Spitzer, however, says the program isn’t at all coercive. 

“The OCDA DNA collection program has solved crimes that would have never been solved,” Spitzer said in a statement to VICE News. “Participation in this program is completely voluntary, is in no way coercive, and involves multiple layers of safeguards to ensure absolute voluntary participation.”

He added: “The outrageous allegation that these materials are not subject to the most stringent of controls is absurd.”

In the past, Orange County officials have said the database is a helpful crime-solving tool. While running for office, however, Spitzer criticized the program, which was created by his predecessor, former District Attorney Tony Rackauckas, but later determined it was worth keeping, according to the Orange County Register

Spitzer also noted 2017 research that showed recidivism rates dropped 43 percent in the first year after a person submitted their DNA.
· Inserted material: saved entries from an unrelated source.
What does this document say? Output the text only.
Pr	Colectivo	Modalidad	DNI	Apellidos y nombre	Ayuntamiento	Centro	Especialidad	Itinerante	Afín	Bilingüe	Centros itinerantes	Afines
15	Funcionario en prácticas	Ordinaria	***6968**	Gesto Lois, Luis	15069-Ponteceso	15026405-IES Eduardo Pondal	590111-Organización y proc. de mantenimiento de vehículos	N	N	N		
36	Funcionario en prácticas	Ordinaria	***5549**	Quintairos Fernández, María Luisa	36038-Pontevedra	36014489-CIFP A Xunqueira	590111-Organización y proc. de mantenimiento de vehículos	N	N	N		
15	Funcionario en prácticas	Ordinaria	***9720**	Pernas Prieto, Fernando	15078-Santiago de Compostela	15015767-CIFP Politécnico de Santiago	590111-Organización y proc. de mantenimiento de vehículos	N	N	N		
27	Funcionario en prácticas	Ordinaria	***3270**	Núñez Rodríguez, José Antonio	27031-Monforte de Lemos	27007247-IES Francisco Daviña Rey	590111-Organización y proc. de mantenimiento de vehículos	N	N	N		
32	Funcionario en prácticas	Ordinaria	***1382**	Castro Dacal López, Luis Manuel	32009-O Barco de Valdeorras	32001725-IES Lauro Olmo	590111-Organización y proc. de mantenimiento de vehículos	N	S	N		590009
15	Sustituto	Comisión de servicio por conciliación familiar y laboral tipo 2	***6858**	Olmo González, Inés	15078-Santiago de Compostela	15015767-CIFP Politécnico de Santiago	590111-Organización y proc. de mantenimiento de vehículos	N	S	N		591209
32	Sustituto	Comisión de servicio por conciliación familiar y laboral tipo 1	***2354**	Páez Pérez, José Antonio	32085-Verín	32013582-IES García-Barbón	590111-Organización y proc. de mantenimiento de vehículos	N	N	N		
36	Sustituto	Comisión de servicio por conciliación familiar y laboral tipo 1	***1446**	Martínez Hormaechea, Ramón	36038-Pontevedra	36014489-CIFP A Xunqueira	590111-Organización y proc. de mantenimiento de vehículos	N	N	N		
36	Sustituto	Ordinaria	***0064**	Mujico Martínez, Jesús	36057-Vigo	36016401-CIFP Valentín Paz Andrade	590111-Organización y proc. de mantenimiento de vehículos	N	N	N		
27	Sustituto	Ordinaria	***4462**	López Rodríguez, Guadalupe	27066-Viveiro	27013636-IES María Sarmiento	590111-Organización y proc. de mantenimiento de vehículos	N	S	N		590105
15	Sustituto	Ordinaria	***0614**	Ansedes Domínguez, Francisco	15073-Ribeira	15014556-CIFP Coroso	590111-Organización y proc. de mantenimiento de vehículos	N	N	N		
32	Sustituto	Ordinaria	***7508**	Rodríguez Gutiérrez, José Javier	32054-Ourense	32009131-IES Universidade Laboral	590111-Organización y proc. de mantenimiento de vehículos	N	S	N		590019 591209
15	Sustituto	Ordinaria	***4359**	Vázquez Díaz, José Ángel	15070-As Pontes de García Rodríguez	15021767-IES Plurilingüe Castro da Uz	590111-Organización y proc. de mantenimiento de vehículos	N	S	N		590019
But the lawsuit alleges that the database isn’t all that good at solving crime and only 0.67 percent of the 182,000 samples on file as of 2018 matched with DNA collected from a crime scene. Most of those matches related to non-violent property crimes, according to the lawsuit. 

If successful, the lawsuit would have the Orange County Superior Court stop the district attorney from collecting or storing the DNA of people who don’t qualify for collection and declare the current database practice unconstitutional and unlawful. The lawsuit also requests that the court allow people who gave up their DNA to meet with attorneys and apply to have their profile expunged. 

“It is time to bring this wasteful failure of a policy to an end,” William Thompson, a professor at the University of California, Irvine School of Social Ecology and one of the plaintiffs in the lawsuit, said in a statement February 18.